November 11, 2008

bad time for booksellers

I've been trying over the past two years, to severely limit my book-buying habits. And by severely limit, I really mean just thinking twice about what I buy. I'm still buying lots of books.

But, as retailers everywhere are feeling the pain of the "recession", booksellers are worried about the effect of tighter pocketbooks on their sales. The New York Times reports:
Christy Fletcher, a literary agent in Manhattan, said royalty advances for so-called midlist authors could come under pressure. “Something may sell for $50,000 that would have sold for $100,000 a year ago,” she said.

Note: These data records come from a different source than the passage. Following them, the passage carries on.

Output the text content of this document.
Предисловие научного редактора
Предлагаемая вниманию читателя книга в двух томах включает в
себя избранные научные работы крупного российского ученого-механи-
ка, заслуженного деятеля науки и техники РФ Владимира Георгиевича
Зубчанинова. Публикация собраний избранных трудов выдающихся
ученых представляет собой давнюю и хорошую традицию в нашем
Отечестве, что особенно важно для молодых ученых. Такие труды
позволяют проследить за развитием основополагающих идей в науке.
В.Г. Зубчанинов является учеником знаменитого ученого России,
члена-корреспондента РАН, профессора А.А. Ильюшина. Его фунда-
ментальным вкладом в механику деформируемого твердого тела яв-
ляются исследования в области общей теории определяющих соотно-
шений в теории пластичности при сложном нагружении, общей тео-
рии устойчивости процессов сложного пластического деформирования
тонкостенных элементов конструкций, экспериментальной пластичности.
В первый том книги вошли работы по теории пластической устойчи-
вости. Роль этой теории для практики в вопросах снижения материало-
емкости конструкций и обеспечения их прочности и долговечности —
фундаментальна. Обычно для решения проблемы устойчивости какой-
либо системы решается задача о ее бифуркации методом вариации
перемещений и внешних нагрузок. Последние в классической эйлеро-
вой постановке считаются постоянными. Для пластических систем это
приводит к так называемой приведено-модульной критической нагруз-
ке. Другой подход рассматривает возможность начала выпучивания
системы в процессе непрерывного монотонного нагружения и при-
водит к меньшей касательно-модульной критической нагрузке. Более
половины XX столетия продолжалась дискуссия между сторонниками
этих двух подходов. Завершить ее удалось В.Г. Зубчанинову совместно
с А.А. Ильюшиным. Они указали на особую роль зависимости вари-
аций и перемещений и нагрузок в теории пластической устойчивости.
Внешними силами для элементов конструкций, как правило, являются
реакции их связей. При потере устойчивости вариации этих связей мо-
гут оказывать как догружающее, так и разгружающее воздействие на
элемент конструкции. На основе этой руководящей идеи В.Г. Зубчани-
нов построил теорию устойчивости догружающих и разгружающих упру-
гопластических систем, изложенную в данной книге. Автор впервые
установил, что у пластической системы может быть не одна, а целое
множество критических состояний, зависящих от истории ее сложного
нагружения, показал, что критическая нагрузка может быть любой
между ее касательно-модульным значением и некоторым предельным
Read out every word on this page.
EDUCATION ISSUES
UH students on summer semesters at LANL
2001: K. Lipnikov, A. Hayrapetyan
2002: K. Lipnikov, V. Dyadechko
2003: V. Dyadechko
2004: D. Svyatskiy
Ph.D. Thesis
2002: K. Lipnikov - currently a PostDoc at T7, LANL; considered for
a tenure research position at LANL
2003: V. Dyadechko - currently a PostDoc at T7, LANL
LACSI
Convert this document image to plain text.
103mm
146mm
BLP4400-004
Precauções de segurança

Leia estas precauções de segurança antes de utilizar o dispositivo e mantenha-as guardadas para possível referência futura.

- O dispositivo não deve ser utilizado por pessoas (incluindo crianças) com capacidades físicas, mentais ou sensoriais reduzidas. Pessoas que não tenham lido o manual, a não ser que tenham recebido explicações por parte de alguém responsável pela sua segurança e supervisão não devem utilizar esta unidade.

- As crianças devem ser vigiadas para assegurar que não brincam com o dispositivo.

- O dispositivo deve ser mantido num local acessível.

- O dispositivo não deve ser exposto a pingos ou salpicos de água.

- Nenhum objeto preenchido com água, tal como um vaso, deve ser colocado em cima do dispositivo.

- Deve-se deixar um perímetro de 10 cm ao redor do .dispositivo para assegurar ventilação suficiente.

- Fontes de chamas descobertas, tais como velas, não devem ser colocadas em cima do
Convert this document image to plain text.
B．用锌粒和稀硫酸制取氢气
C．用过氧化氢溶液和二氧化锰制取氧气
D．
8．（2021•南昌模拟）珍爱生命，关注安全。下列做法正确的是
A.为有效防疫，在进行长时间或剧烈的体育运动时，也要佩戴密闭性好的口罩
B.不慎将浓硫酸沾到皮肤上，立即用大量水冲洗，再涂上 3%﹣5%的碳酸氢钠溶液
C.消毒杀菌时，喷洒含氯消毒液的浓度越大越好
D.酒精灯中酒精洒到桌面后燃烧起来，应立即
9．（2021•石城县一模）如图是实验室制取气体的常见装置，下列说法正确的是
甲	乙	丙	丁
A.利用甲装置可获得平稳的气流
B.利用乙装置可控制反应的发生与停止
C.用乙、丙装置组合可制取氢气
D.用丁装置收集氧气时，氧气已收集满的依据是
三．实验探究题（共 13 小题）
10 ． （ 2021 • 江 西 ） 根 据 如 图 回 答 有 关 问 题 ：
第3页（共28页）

Publishers continue to plan for blockbuster sales of marquee-brand books. Free Press, an imprint of Simon & Schuster, for example, has shipped 1.25 million copies of “You: Being Beautiful — The Owner’s Manual to Inner and Outer Beauty,” Michael F. Roizen and Mehmet C. Oz’s next book in their best-selling series of advice titles, which goes on sale on Tuesday. HarperCollins has shipped more than 300,000 copies of “The Hour I First Believed,” the new novel by Wally Lamb. (In March that publisher had announced a first-print run of half a million, though these numbers tend to be exaggerated.)

One silver lining of the downturn: Because many books are not selling as well as they might have in a better economy, it does not take nearly as many copies to have bragging rights about being a best seller.